Thursday, April 4, 2013

U-M to co-sponsor annual e-waste recycling event

Individuals looking to unload broken or unwanted electronics in an earth-friendly way are encouraged to stop by the free e-waste recycling event sponsored by U-M and Ann Arbor Public Schools, April 25-27.

  Community members participate in the 2012 e-waste recycling event at Pioneer High School. (Photo courtesy of the Office of Campus Sustainability)

The Office of Campus Sustainability, which serves as the focal point for sustainable campus operations, is coordinating the three-day event, which is open to the public, local businesses and non-profits.

An assortment of electronics will be accepted at the event, including laptop and desktop computers, televisions and telephones.

Collections will occur at Pioneer High School and at the U-M Tennis and Gymnastics Parking Lot. Logistics for equipment drop-off are:

• General public: April 27, 9 a.m.-2 p.m., at Pioneer High School, 601 West Stadium Blvd. Enter from Main Street at the corner of West Stadium Blvd.

View a complete list of accepted materials and frequently asked questions about the e-waste collection.

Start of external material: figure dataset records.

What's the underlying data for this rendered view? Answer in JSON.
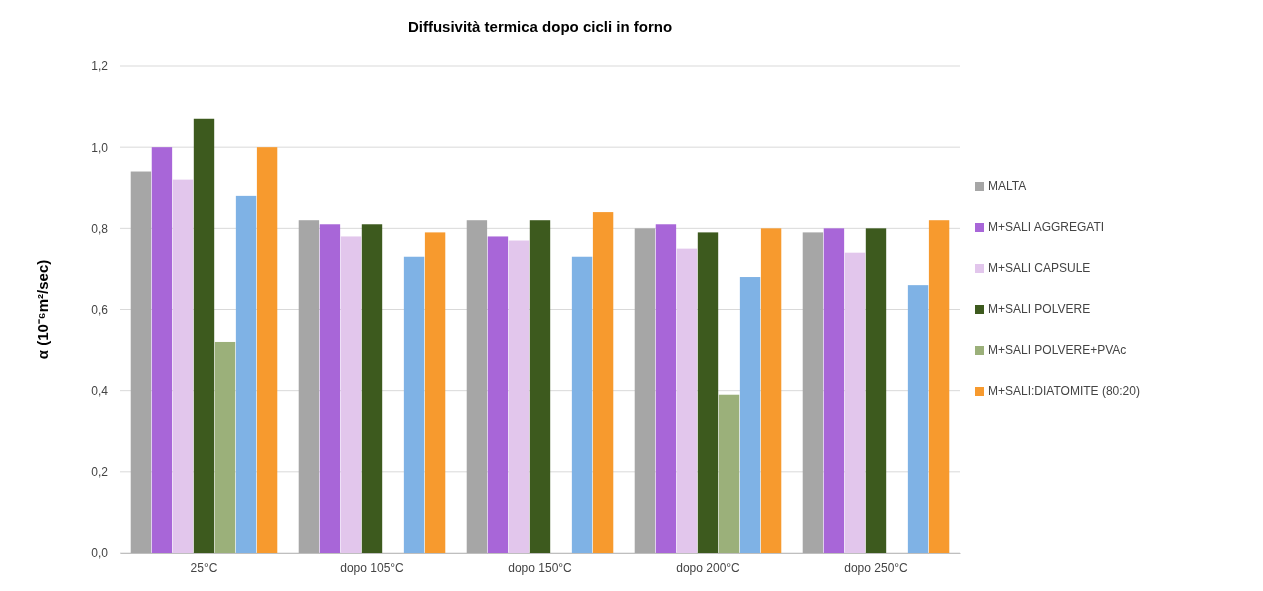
{
  "chart_data": {
    "type": "bar",
    "title": "Diffusività termica dopo cicli in forno",
    "ylabel": "α (10⁻⁶m²/sec)",
    "categories": [
      "25°C",
      "dopo 105°C",
      "dopo 150°C",
      "dopo 200°C",
      "dopo 250°C"
    ],
    "series": [
      {
        "name": "MALTA",
        "color": "#a6a6a6",
        "values": [
          0.94,
          0.82,
          0.82,
          0.8,
          0.79
        ]
      },
      {
        "name": "M+SALI AGGREGATI",
        "color": "#a866d8",
        "values": [
          1.0,
          0.81,
          0.78,
          0.81,
          0.8
        ]
      },
      {
        "name": "M+SALI CAPSULE",
        "color": "#e2c6ec",
        "values": [
          0.92,
          0.78,
          0.77,
          0.75,
          0.74
        ]
      },
      {
        "name": "M+SALI POLVERE",
        "color": "#3d5a1e",
        "values": [
          1.07,
          0.81,
          0.82,
          0.79,
          0.8
        ]
      },
      {
        "name": "M+SALI POLVERE+PVAc",
        "color": "#9bb07a",
        "values": [
          0.52,
          null,
          null,
          0.39,
          null
        ]
      },
      {
        "color": "#7fb2e5",
        "values": [
          0.88,
          0.73,
          0.73,
          0.68,
          0.66
        ]
      },
      {
        "name": "M+SALI:DIATOMITE (80:20)",
        "color": "#f79a2e",
        "values": [
          1.0,
          0.79,
          0.84,
          0.8,
          0.82
        ]
      }
    ],
    "ylim": [
      0,
      1.2
    ],
    "yticks": [
      {
        "value": 0,
        "label": "0,0"
      },
      {
        "value": 0.2,
        "label": "0,2"
      },
      {
        "value": 0.4,
        "label": "0,4"
      },
      {
        "value": 0.6,
        "label": "0,6"
      },
      {
        "value": 0.8,
        "label": "0,8"
      },
      {
        "value": 1.0,
        "label": "1,0"
      },
      {
        "value": 1.2,
        "label": "1,2"
      }
    ],
    "grid": "y",
    "legend": "right"
  }
}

• Businesses and nonprofits: April 25-26, 9 a.m.-2 p.m., at the U-M Tennis and Gymnastics Parking Lot, 2250 South State St. Pre-registration is encouraged to ensure adequate staffing.

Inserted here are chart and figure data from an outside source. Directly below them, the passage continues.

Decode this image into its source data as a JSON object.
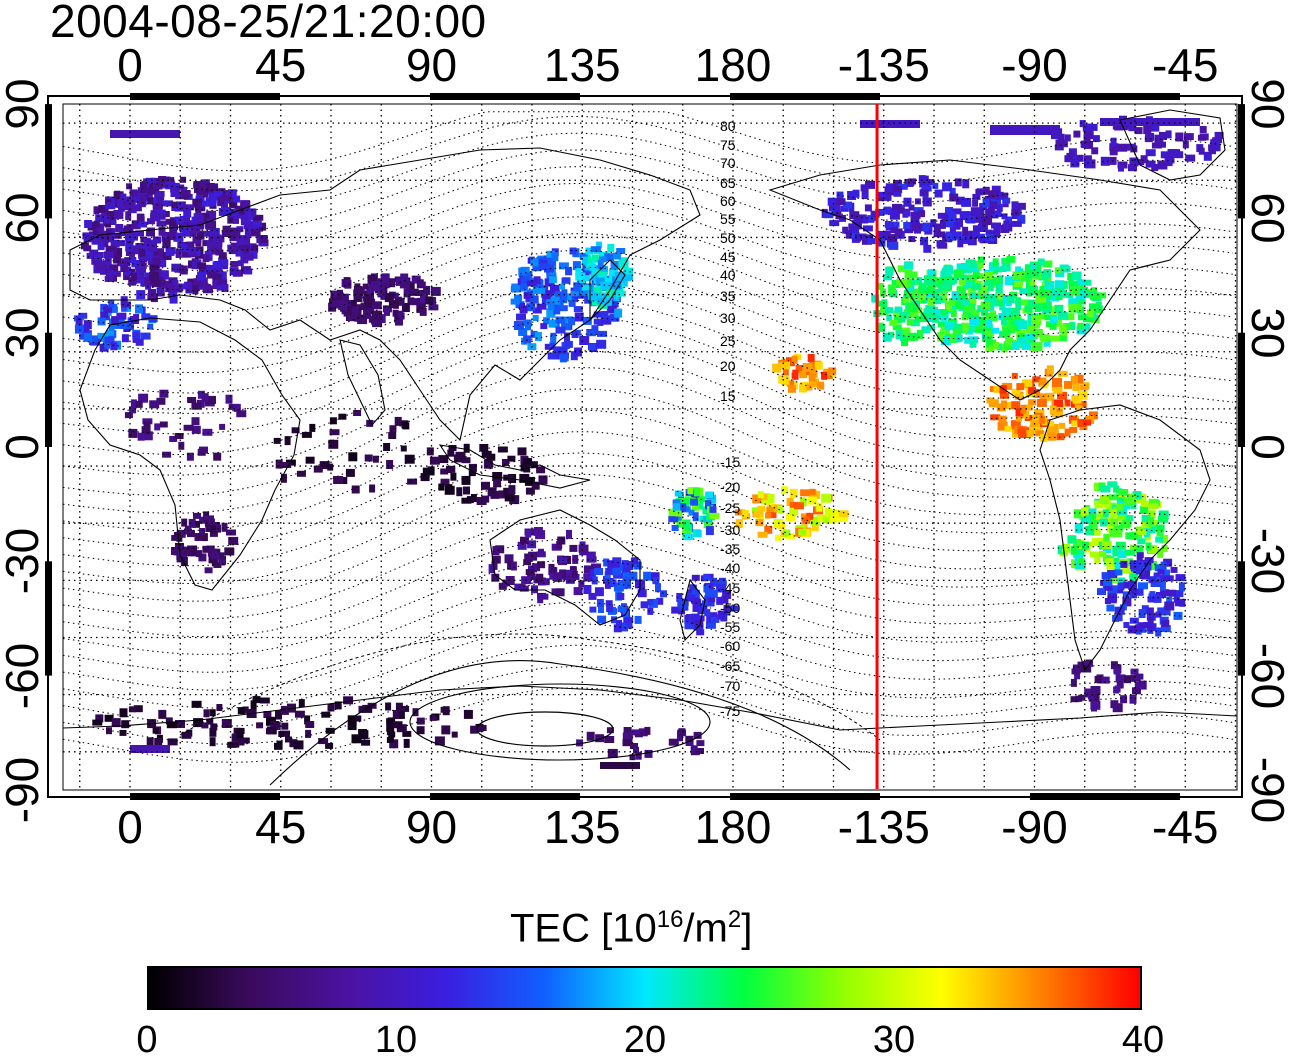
{
  "title": "2004-08-25/21:20:00",
  "x_ticks": [
    "0",
    "45",
    "90",
    "135",
    "180",
    "-135",
    "-90",
    "-45"
  ],
  "y_ticks": [
    "90",
    "60",
    "30",
    "0",
    "-30",
    "-60",
    "-90"
  ],
  "colorbar": {
    "label_main": "TEC  [10",
    "label_sup1": "16",
    "label_mid": "/m",
    "label_sup2": "2",
    "label_end": "]",
    "ticks": [
      "0",
      "10",
      "20",
      "30",
      "40"
    ],
    "min": 0,
    "max": 40,
    "colormap": [
      "#000000",
      "#3a0a5c",
      "#4b12a0",
      "#3a1ee0",
      "#1060ff",
      "#00e8ff",
      "#00ff40",
      "#90ff00",
      "#ffff00",
      "#ff8000",
      "#ff0000"
    ]
  },
  "contour_labels_north": [
    "80",
    "75",
    "70",
    "65",
    "60",
    "55",
    "50",
    "45",
    "40",
    "35",
    "30",
    "25",
    "20",
    "15"
  ],
  "contour_labels_south": [
    "-15",
    "-20",
    "-25",
    "-30",
    "-35",
    "-40",
    "-45",
    "-50",
    "-55",
    "-60",
    "-65",
    "-70",
    "-75"
  ],
  "terminator_longitude": -137,
  "colors": {
    "terminator": "#ff0000",
    "frame": "#000000",
    "grid": "#000000"
  }
}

“We are pleased to continue to provide the community with an environmentally safe method for disposing their electronics,” said Andy Berki, manager of the Office of Campus Sustainability. “Engaging the local community in this annual event helps increase awareness of proper e-waste disposal and the effort to keep harmful materials out of the landfills.”

After the collection, equipment is properly disassembled, shredded and recycled into raw materials by a fully licensed recycling facility in North America, and manufactured into new items.

Electronic waste is the fastest-growing type of waste in the country and frequently contains hazardous materials like lead and mercury, which can adversely affect the environment.

According to the United States Environmental Protection Agency, nearly 2.4 million tons of electronics were ready for end-of-life management in 2009, with only 25 percent collected for recycling.

This is the sixth year the university and Ann Arbor Public Schools have sponsored the event. Since 2008, the event has filled a combined total of 89 semi-trailers and diverted a total of 1,168 tons of electronic waste from local landfills.

The e-waste event supports the university’s overall commitment to sustainability known as Planet Blue.